Au début, Evaïa s’était réjouie de tomber entre les mains de Sneaśda. Au moins ne serait-elle plus violée : les rares mâles au service de la Reine des Neiges lui devaient une stricte fidélité. À commencer par ce Śimrod à la réputation si terrifiante. Quel soulagement de ne pas avoir à le servir !

Cependant, Evaïa avait vite déchanté. Sneaśda compensait son manque d’appétit pour la chair humaine par une sévérité égale à sa saison titulaire. Pourtant originaire de régions réputées pour la rudesse de leur climat, la jeune fille avait cru mourir de froid dans ce pays de glace et de neige, au crépuscule éternel. Mais on ne l’autorisait pas à mourir. Plus maintenant. Tant que son service durerait, elle devrait endurer. Elle avait partagé l’ambroisie, le nectar des dieux : désormais, elle était condamnée à souffrir éternellement, et le véritable paradis lui serait refusé.

Heureusement, il y avait les bains. C’était le seul endroit du palais à la température supportable. C’était aussi celui où Sneaśda recevait ses amants. Evaïa avait entendu parler de l’appétit des ellith, les dames nobles de la Cour, lorsqu’elle servait à Tyraslyn. Mais ce qu’elle voyait se dérouler sous ses yeux dépassait tout ce qu’elle avait pu s’imaginer. Ces ælves étaient insatiables, et Sneaśda tout particulièrement.

— Viens satisfaire ta dame, sidhe.

Voilà l’ordre qu’elle venait de donner à son maître d’armes. Les sluaghs murmuraient que Śimrod avait perdu son titre d’As Sidhe, mais il n’en restait pas moins le vainqueur incontesté du barsaman. Et c’était un semi-orc. Mais Sneaśda avait tellement besoin de mâles qu’elle le convoquait dans son bain, nu.

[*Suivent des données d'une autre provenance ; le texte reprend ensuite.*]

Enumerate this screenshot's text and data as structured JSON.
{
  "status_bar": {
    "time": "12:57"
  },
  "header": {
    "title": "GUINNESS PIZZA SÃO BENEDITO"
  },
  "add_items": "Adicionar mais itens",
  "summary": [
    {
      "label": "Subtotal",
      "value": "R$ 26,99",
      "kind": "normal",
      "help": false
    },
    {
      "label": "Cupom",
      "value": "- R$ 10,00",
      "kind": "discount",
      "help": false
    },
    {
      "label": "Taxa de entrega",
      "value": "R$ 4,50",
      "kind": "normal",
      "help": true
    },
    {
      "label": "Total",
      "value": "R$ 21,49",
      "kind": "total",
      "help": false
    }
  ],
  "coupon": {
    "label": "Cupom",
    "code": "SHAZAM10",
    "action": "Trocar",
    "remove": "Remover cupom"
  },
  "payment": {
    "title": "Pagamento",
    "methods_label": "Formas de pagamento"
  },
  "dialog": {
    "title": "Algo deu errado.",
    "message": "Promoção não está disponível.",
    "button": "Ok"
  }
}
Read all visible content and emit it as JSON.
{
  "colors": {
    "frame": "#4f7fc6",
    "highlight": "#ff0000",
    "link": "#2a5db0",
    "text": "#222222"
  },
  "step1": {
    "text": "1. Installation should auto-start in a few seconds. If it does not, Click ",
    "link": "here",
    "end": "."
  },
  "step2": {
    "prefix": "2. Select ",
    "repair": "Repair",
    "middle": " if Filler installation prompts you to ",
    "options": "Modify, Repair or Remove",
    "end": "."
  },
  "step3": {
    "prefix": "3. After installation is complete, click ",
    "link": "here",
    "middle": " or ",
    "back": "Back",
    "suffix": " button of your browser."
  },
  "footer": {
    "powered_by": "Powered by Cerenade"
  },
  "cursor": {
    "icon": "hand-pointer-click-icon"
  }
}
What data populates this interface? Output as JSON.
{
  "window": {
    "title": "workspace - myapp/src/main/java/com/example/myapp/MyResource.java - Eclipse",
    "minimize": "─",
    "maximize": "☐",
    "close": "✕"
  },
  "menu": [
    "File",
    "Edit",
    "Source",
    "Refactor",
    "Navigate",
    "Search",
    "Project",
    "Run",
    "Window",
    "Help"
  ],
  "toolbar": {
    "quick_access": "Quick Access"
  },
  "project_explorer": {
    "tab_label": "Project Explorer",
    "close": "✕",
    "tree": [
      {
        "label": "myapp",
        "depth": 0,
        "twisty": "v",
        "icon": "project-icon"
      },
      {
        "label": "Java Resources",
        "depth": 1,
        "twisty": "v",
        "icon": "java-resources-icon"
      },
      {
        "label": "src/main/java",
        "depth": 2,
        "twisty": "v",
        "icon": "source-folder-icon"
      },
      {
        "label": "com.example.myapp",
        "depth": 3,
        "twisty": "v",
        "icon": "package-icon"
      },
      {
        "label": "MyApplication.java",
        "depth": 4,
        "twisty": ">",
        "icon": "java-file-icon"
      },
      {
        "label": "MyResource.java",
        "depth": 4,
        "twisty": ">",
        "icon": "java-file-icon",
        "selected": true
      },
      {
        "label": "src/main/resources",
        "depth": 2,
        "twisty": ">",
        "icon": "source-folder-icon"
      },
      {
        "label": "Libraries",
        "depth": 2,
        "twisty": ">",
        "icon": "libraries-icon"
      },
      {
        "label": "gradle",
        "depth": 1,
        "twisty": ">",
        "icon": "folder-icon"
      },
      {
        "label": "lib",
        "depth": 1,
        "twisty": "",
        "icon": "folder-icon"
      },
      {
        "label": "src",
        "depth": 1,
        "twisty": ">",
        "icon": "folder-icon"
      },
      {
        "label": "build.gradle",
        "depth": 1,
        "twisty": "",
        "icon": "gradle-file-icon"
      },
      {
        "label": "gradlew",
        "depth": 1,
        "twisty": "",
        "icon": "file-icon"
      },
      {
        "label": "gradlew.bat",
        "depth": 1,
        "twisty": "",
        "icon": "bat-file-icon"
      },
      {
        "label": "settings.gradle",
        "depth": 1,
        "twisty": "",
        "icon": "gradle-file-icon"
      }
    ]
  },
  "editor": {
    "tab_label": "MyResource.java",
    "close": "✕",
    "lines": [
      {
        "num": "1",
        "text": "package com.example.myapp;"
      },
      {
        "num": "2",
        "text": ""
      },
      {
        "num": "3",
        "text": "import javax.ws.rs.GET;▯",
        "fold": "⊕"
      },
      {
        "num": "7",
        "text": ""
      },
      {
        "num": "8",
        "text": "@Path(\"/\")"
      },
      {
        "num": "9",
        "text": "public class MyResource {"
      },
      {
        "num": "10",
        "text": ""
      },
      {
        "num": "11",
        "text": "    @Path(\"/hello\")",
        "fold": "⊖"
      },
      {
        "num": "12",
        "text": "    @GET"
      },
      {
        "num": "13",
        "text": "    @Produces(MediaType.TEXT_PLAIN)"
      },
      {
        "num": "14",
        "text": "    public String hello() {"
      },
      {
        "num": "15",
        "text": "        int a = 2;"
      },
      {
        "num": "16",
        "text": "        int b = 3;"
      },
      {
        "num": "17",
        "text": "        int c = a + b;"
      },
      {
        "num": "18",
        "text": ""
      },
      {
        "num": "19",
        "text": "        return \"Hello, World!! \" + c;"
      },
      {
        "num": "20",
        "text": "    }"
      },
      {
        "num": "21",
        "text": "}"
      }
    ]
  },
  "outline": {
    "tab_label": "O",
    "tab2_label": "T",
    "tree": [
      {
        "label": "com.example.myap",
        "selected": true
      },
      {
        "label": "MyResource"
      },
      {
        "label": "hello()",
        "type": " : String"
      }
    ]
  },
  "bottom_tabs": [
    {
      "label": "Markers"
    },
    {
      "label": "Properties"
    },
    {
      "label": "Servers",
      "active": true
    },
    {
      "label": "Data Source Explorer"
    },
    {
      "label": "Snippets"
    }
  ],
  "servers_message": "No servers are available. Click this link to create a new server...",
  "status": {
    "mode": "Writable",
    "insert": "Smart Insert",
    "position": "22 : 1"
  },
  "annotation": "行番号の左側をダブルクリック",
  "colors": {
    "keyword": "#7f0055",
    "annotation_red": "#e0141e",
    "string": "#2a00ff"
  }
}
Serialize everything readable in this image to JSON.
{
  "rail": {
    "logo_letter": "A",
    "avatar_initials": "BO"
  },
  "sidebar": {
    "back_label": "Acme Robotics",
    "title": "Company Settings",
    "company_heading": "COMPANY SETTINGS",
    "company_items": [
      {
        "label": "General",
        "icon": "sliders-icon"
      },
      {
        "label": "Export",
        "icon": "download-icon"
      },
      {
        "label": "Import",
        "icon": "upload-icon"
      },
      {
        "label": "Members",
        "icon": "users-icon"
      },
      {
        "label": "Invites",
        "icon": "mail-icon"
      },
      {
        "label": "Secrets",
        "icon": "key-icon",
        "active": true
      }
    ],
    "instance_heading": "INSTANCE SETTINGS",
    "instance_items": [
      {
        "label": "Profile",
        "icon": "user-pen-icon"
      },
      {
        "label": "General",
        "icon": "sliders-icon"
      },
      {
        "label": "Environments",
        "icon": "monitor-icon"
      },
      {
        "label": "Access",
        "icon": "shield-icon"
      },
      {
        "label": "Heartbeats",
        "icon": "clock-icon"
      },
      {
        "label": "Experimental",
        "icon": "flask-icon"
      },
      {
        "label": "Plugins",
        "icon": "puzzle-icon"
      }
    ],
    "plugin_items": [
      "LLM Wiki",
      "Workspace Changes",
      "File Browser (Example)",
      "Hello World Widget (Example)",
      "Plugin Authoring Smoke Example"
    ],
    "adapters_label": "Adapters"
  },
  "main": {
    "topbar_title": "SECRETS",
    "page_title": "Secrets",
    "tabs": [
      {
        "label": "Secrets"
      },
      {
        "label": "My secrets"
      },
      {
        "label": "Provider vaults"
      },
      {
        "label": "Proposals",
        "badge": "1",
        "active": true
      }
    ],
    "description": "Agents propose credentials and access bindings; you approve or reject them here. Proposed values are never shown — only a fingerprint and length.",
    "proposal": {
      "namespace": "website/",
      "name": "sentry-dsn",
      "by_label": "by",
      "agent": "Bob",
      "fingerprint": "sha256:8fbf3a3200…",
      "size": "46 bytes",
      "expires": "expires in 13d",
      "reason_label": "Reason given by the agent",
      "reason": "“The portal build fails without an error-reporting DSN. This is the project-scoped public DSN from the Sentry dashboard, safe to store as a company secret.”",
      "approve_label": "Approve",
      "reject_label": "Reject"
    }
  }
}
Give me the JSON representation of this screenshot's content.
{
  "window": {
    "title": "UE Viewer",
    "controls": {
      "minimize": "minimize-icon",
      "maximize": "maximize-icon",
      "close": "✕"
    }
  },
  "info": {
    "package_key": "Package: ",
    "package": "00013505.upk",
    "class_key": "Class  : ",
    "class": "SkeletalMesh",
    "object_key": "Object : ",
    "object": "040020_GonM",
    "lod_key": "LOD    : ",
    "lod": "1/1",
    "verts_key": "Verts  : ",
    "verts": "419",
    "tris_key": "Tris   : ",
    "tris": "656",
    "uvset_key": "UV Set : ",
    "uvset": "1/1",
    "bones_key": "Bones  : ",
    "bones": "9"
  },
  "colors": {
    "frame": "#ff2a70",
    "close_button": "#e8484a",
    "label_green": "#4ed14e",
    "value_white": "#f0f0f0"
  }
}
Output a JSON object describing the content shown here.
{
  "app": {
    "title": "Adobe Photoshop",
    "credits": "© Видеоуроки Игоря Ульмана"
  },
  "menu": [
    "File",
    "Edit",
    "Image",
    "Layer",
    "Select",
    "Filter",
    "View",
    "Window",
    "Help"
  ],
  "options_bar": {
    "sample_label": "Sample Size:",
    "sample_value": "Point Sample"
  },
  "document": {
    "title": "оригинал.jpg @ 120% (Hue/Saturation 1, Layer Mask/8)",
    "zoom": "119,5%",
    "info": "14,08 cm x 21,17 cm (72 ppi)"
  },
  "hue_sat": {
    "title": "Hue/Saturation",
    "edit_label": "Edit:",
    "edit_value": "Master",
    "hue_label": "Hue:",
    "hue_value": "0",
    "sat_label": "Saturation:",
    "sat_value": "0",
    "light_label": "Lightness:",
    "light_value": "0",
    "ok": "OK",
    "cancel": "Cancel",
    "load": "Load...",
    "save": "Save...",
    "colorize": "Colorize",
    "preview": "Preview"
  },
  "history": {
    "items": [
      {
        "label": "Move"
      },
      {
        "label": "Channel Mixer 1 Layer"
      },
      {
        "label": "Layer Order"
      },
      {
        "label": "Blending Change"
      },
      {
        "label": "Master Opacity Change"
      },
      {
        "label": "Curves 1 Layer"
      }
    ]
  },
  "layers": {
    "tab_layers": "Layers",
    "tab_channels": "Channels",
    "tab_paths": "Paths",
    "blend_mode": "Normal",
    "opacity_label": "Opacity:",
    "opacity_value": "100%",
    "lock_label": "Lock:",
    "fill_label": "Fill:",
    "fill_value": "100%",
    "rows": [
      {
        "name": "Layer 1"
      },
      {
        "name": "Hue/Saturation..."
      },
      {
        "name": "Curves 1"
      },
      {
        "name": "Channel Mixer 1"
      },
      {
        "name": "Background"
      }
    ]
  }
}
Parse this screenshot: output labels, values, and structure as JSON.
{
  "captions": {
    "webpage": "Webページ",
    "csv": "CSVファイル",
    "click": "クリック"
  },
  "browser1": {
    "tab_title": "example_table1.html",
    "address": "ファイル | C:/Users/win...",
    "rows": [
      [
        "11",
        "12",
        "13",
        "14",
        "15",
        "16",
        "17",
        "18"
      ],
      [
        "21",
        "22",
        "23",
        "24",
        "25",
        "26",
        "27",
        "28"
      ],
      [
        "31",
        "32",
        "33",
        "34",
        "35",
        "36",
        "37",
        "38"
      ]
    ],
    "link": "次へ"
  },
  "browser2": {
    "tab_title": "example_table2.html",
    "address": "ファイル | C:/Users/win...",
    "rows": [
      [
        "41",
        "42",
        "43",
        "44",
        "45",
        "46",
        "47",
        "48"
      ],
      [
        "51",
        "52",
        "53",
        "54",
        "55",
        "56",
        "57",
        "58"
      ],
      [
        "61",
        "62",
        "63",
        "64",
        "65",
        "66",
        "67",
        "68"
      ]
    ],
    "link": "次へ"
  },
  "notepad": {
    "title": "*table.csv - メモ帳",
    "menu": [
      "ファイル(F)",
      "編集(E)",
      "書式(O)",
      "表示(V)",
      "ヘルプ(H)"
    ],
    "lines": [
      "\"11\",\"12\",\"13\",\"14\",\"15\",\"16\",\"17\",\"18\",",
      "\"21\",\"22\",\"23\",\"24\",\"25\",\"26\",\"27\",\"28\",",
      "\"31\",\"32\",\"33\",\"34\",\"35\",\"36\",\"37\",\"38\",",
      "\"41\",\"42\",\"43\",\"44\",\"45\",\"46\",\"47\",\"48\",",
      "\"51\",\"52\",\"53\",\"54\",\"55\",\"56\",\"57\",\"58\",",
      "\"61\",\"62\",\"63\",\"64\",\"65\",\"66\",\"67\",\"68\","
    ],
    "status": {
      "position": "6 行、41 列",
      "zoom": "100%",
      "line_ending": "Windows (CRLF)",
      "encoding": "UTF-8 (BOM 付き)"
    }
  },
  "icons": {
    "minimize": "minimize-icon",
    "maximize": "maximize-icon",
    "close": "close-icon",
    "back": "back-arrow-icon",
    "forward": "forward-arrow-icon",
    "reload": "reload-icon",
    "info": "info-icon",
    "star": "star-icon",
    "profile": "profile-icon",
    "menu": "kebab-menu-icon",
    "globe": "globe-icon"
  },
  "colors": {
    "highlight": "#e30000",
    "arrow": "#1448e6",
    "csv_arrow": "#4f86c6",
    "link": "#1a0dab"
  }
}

— Aidez-le à défaire son armure, avait-elle ordonné.

Evaïa avait été forcée de s’exécuter, assistée de deux autres esclaves. Śimrod s’était arrêté devant elle. Il avait attendu, lui cachant la lumière de son ombre, visiblement habitué à ce qu’on le serve. Evaïa n’avait pas osé le regarder. Pourtant, elle était dévorée par la curiosité. Lorsqu’il était arrivé, tout ce qu’elle avait vu de lui, c’était une haute et massive silhouette recouverte de plaques d’armure acérées, dissimulée par une capuche de shynawil de camouflage qui le rendait invisible où qu’il aille, sur la glace comme au palais. Quant à son visage, il était recouvert en permanence par un masque de guerre froid et barbare. Et les rares fois où elle l’apercevait dans le palais, il était dans ce même appareil. Mais on disait que sous cette tenue de combat, il avait la peau noire comme l’obsidienne. Et cette spectaculaire chevelure blanche, qu’elle avait si souvent imaginé... Evaïa n’avait jamais vu d’ælfe à la peau noire et à la chevelure blanche. Elle n’avait jamais vu de semi-orc non plus.

En tout cas, il était immense, bien plus imposant que tous les Maîtres qu’elle avait vu. Chacune de ses pièces d’armure menaçait d’écraser Evaïa. Sous son plastron, elle aurait pu se cacher toute entière. Quant à la plaque qui lui protégeait l’entrejambe... elle avait la taille de sa tête. Evaïa la prit le regard résolument baissé, en sentant ses joues chauffer. Mais lorsqu’elle l’entendit retirer les fixations de son masque, elle sentit sa curiosité revenir.

C’est le moment où jamais, pensa-t-elle en posant la dernière jambière au sol.

Śimrod lui tendit son masque. Au bout de doigts noirs comme la nuit, sur une main qui aurait pu lui couvrir le visage tout entière, fusaient les lames effilées de ses griffes. Elles étaient laquées de mithrine, une matière argentée plus dure que le fer, et c’était de loin les plus longues qu’Evaïa n’avait jamais vues chez un ædhel. Un véritable jeu de couteaux, capables d’éventrer d’une pichenette.

C’est avec ça que Sneaśda veut coucher ? Eh bien...

Evaïa profita du mouvement pour jeter un petit regard à Śimrod. Elle espérait apercevoir son visage, dans une sorte de curiosité malsaine. Il était sans doute monstrueux, plus horrible encore que celui du chef orc qui avait violé Taryn.

Le choc qu’elle reçut alors lui coupa le souffle. Bien sûr, elle était accoutumée à la beauté sauvage des Maîtres. Mais jusqu’ici, elle n’avait vu que les spécimens mâles les plus dégénérés de la race ælve. Jamais elle ne s’était retrouvée en face d’un sidhe, ces guerriers que les ellith s’arrachaient, et qui servaient comme reproducteurs pour les Cours.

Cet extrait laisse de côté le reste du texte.